“Not bad, I suppose, for such a little girl.” He didn’t ask about Slavka. I didn’t want him to ask—I didn’t want him anywhere near our son—but it still made my blood boil that he had not even a stray thought for the beautiful boy he’d fathered. That Slavka meant so little in his eyes. He wore a lieutenant’s triangles on his collar—of course he was an officer; of course he outranked me.
“Medical battalion?” I made myself ask. He must have enlisted in Odessa around the same time I did. Surgeons of his skill were worth their weight in silver at the front.
“That’s right. I told you once, didn’t I? A man sees chances in war—this is mine.” He nodded out to the black expanse of sea ahead of us. “I have a good feeling about Sevastopol. Great things lie in wait, you’ll see.”

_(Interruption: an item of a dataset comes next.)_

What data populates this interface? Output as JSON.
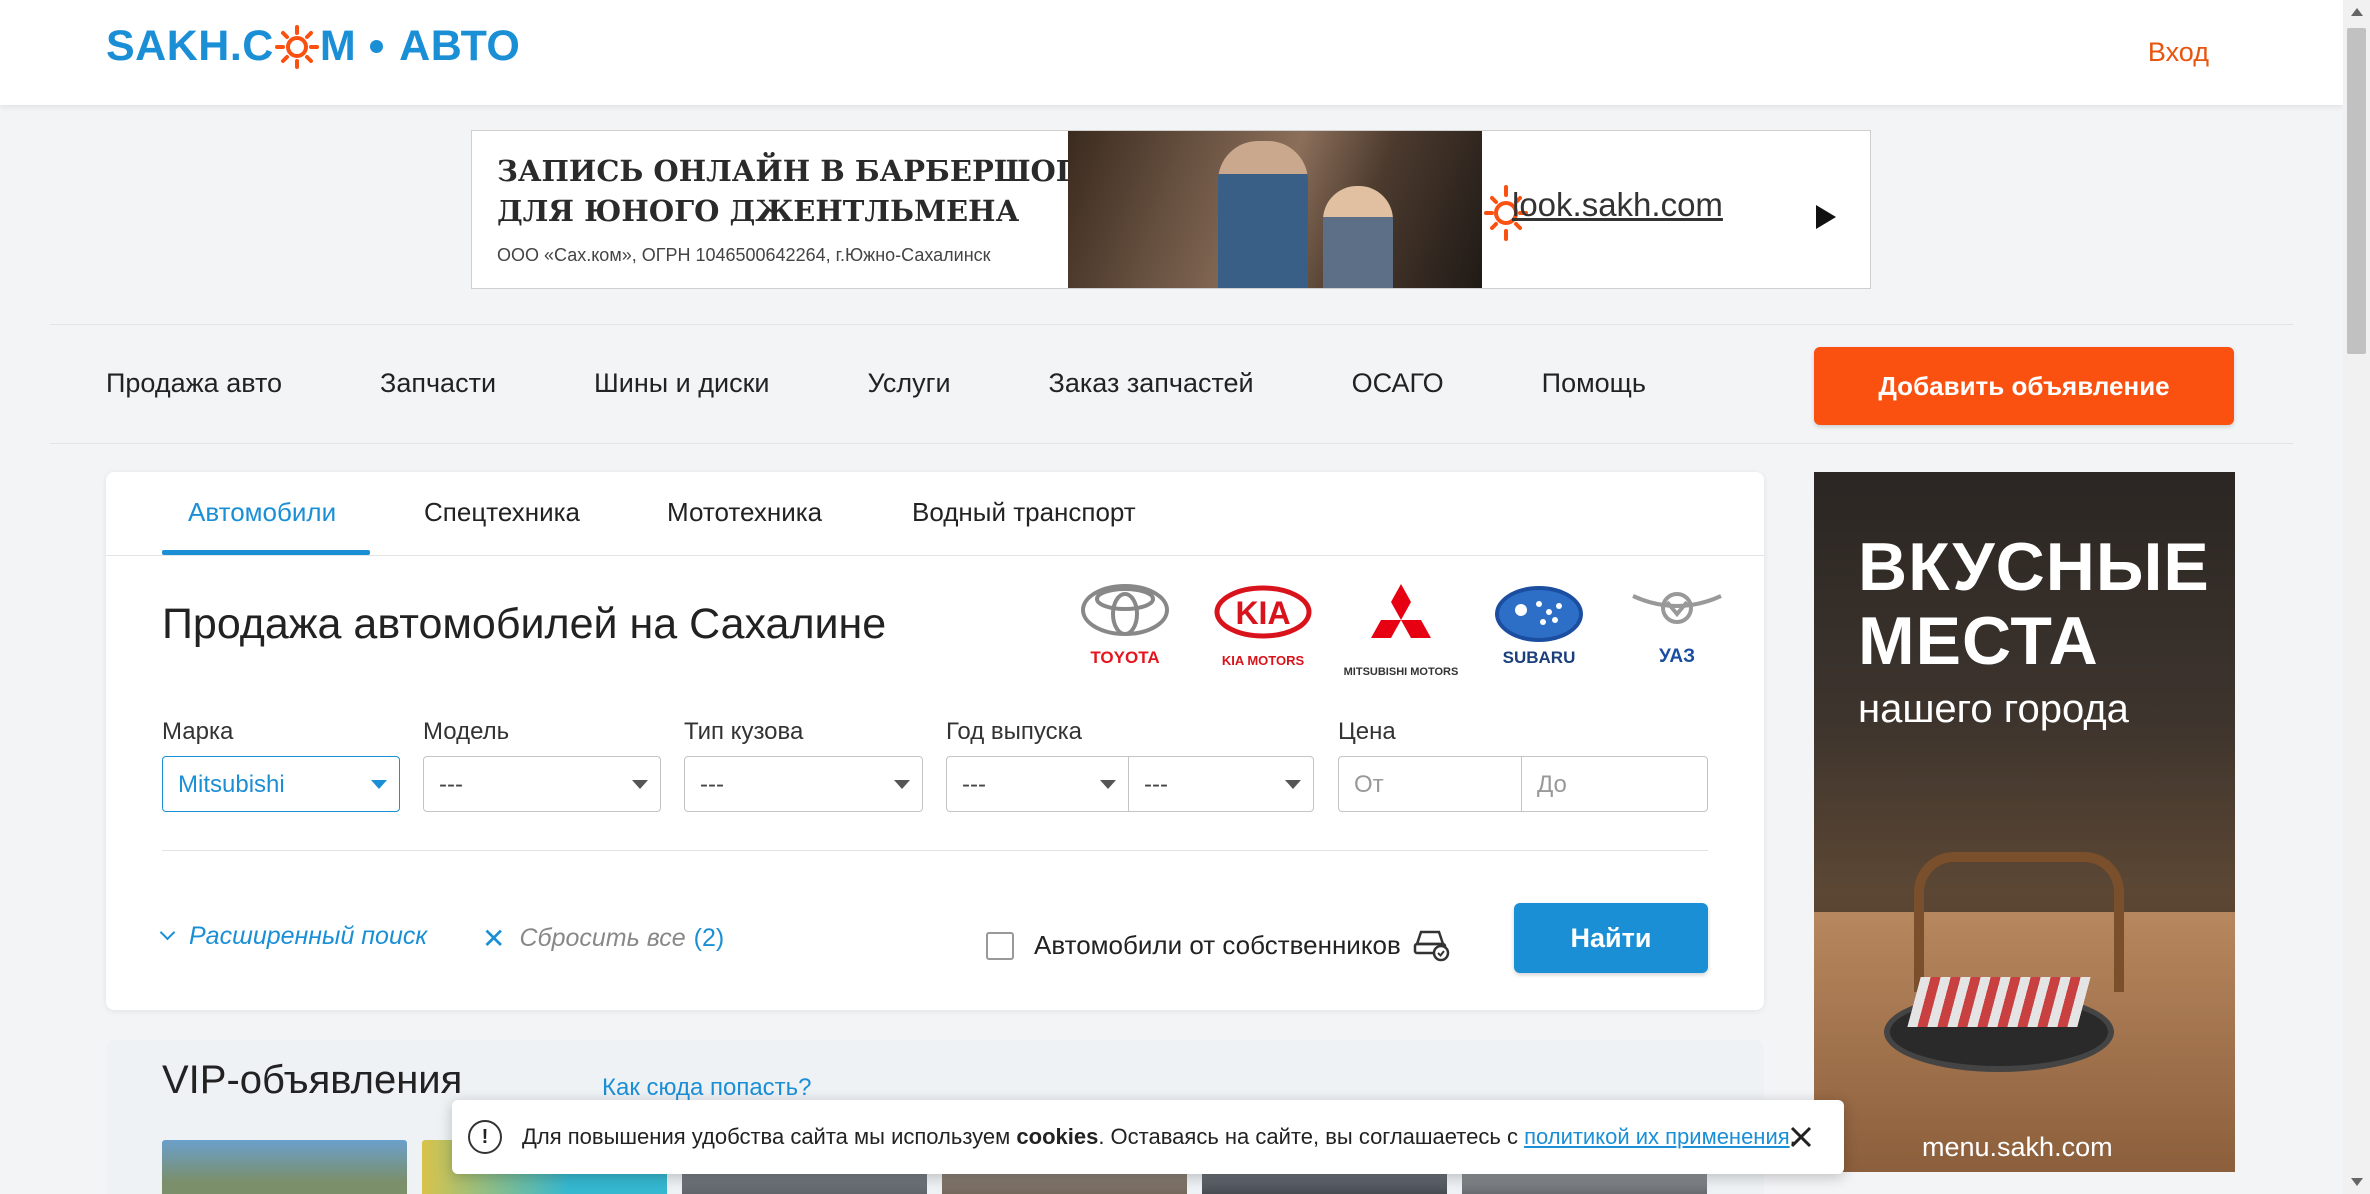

So confident, not a doubt in the world. He must have seen hellish things if he’d had months in the hospitals of Odessa, operating on battle wounds from dawn to dusk, but clearly it had made very little impression. He hadn’t gone to war to heal his wounded countrymen or preserve this land for his son to grow up in—he’d gone to war for a chance to rise. He clearly still had his dreams of greatness. “Alexei Pavlichenko, Hero of the Soviet Union?”
My voice came out hard and mocking. He frowned. He was used to seeing me deferential, pleading, frustrated—the wife who hated to ask him for things and kept having to ask him for things anyway. The little woman who jumped when he told her to. He was used to having the upper hand over me . . . but not anymore. I’d seen too much blood and terror in the last few months to be impressed by a man with a mean streak. He could still make me seethe, but he couldn’t make me tiptoe, and he could no longer make me jump. Alexei leaned on his elbow against the ship’s rail, and he looked like he was seeing me now. “Chapayev division?” he guessed. “We’ll be seeing more of each other in Sevastopol.”
“I doubt it.” I couldn’t resist a jab. “Unlike doctors, I don’t operate safe behind the lines.”
Another frown. “But you’re in the medical battalion, yes?”
“No.” I smiled at him. “I’m a sniper.”
He laughed. “Nice to see you’ve finally developed a sense of humor, kroshka.”
I shrugged. If he was stupid enough to miss the rifle slung over my shoulder, that was not my problem.
“No joking, now.” Alexei’s smile disappeared. “You’re not a rifleman.”
“Why not?”
“That’s no position for women, even in war. No matter what the state says.”
“Tell that to all the enemy dead I put in the ground while defending Odessa.”
I threw it at him, wanting to see the surprise in his face. Instead he just chuckled. “Aren’t you all grown up. Still want to borrow my binoculars, for one last look at Odessa?” He held them high up in the air, over my head. “Jump, little Mila!”
I didn’t stop to think. I slung the rifle off my shoulder, nipped the barrel through the loop of his binoculars, and with a wrench and a twist flipped them out of his hands over the ship’s rail. “Jump for them yourself,” I said, hearing them splash far below, and turned to go.
Not so fast I didn’t see the flash of anger go through his eyes, didn’t hear his final words behind me. “Still can’t take a joke, can you?” His voice laughed, but there was real anger underneath. “Still pretending you aren’t a joke.”
“One hundred and eighty-seven dead enemies know I’m no joke,” I shot back, and stalked off across the quarterdeck.
Alexei Pavlichenko here. My heart pounded. My husband, back in my life after years of barely thinking of him at all. On the same ship, headed to Sevastopol.
It doesn’t matter, I told myself, going below. I wasn’t afraid of him, not anymore. And in the chaos of the front it would be easy to avoid each other. I could stay out of his way and he—if he was smart—would stay out of mine.